Under President Levin's leadership, Yale completed in 1997 a $1.7 billion fundraising campaign, and has invested $4 billion in a campus renovation and building program. Yale is now engaged in another major fundraising campaign with a goal of $3 billion. To ensure Yale's preeminence in research and discovery, he has committed $1 billion to renovating and expanding Yale's medical and science facilities, including the construction of five new science and engineering buildings. Yale is home to one of the largest new medical research facilities opened in the United States in the last several years.  In 2007, President Levin announced the University purchase of the Bayer HealthCare complex, a property that features over 500,000 square feet of state-of-the-art research space, as well as office buildings, warehouses and other facilities. As a result of the new laboratory facilities generated by the purchase, the University's ability to launch research programs that otherwise would not have been able to be undertaken for a decade or more will increase dramatically.

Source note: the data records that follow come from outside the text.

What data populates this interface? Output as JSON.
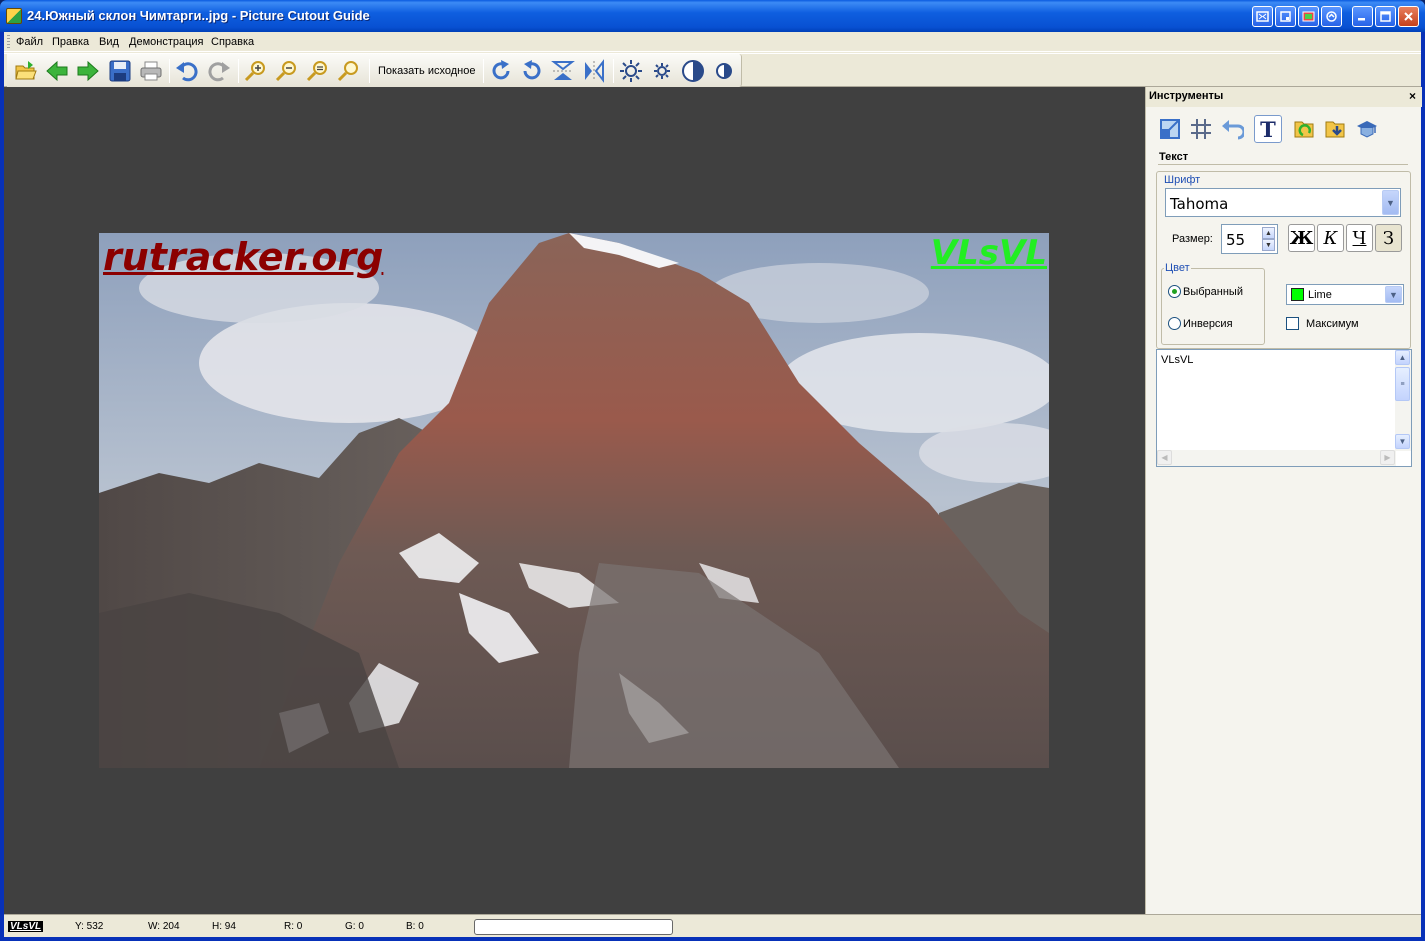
{
  "window": {
    "title": "24.Южный склон Чимтарги..jpg - Picture Cutout Guide",
    "controls": [
      "minimize",
      "maximize",
      "close"
    ]
  },
  "menu": {
    "items": [
      "Файл",
      "Правка",
      "Вид",
      "Демонстрация",
      "Справка"
    ]
  },
  "toolbar": {
    "show_original_label": "Показать исходное",
    "icons": [
      "open-icon",
      "back-icon",
      "forward-icon",
      "save-icon",
      "print-icon",
      "undo-icon",
      "redo-icon",
      "zoom-in-icon",
      "zoom-out-icon",
      "zoom-fit-icon",
      "zoom-actual-icon",
      "rotate-cw-icon",
      "rotate-ccw-icon",
      "flip-vertical-icon",
      "flip-horizontal-icon",
      "brightness-up-icon",
      "brightness-down-icon",
      "contrast-up-icon",
      "contrast-down-icon"
    ]
  },
  "photo": {
    "watermark_left": "rutracker.org",
    "watermark_right": "VLsVL"
  },
  "panel": {
    "title": "Инструменты",
    "close": "×",
    "section_title": "Текст",
    "font": {
      "group_label": "Шрифт",
      "value": "Tahoma"
    },
    "size": {
      "label": "Размер:",
      "value": "55"
    },
    "style_buttons": {
      "bold": "Ж",
      "italic": "К",
      "underline": "Ч",
      "strike": "З"
    },
    "color": {
      "group_label": "Цвет",
      "option_selected": "Выбранный",
      "option_inverse": "Инверсия",
      "selected_option": "Выбранный",
      "value": "Lime",
      "swatch": "#00ff00",
      "max_label": "Максимум",
      "max_checked": false
    },
    "text_value": "VLsVL"
  },
  "status": {
    "logo": "VLsVL",
    "y": "Y: 532",
    "w": "W: 204",
    "h": "H: 94",
    "r": "R: 0",
    "g": "G: 0",
    "b": "B: 0"
  },
  "colors": {
    "titlebar": "#0a5be0",
    "canvas_bg": "#404040",
    "watermark_left": "#8b0000",
    "watermark_right": "#22ee22"
  }
}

President Levin is recognized as an advocate and leader of the emerging role of higher education in responding to the challenge of sustainable development locally and globally. He established an Office of Sustainability in 2005, and during that year endorsed an aggressive greenhouse gas reduction target and strategy for the University. In 2007–08, President Levin convened the leadership of Yale's peer institutions nationally and internationally, challenging each of these universities to respond to the pressing issue of climate change.

He has developed an effective partnership with the City of New Haven to expand commercial activity near the campus and increase the number of new local companies based on Yale research. During President Levin's term, more than $2 billion has been invested in Yale spin-off companies, and Yale has directly contributed more than $150 million to improvements in the City of New Have since 1993. He initiated the Yale HomeBuyer Program in 1993, and to date nearly 900 Yale employees have purchased homes in selected areas of New Haven with financial support from the University. In addition, as part of President Levin's commitment to community development, Yale also supports numerous programs that provide New Haven with the expertise and services of faculty and students.

Prior to assuming the presidency, President Levin's chief research interest was industrial organization, including studies in the deregulation of railroads, the patent system, and antitrust. In the years before his appointment, he focused his research activity on the competitiveness of American manufacturing industries. He coordinated an international team of economists, engineers, and science-policy specialists evaluating proposed organizational reforms in the former Soviet Union that would affect science as well as industrial research and development.

In the spring of 2008, President Levin was elected to the Board of Directors of the National Committee on U.S.-China Relations. He also is a director of American Express, and he is a trustee of the William and Flora Hewlett Foundation, one of the largest philanthropic organizations in the United States. He served on Presidential Commissions reviewing the U.S. Postal Service and the effectiveness of U.S. intelligence operations. As a member of the board on Science, Technology and Economic Policy at the National Academy of Science, President Levin co-chaired a committee that examined the effects of intellectual property rights policies on economic and scientific progress and made recommendations for reform of the patent system that are currently under active consideration by the U.S. Congress. In addition, he served on the Blue Ribbon Panel on Baseball Economics.

A native of San Francisco, President Levin received his bachelor's degree in history from Stanford University in 1968 and studied politics and philosophy at Oxford University, where he earned a Bachelor of Letters degree in 1970. In 1974 he received his Ph.D. in economics from Yale and was named to the Yale faculty. He holds honorary degrees awarded by Harvard, Princeton, Oxford, Peking, and Tokyo Universities, and is a Fellow of the American Academy of Arts and Sciences.

Richard Levin and his wife, Jane, have been New Haven residents for over thirty years. They have four children and four grandchildren.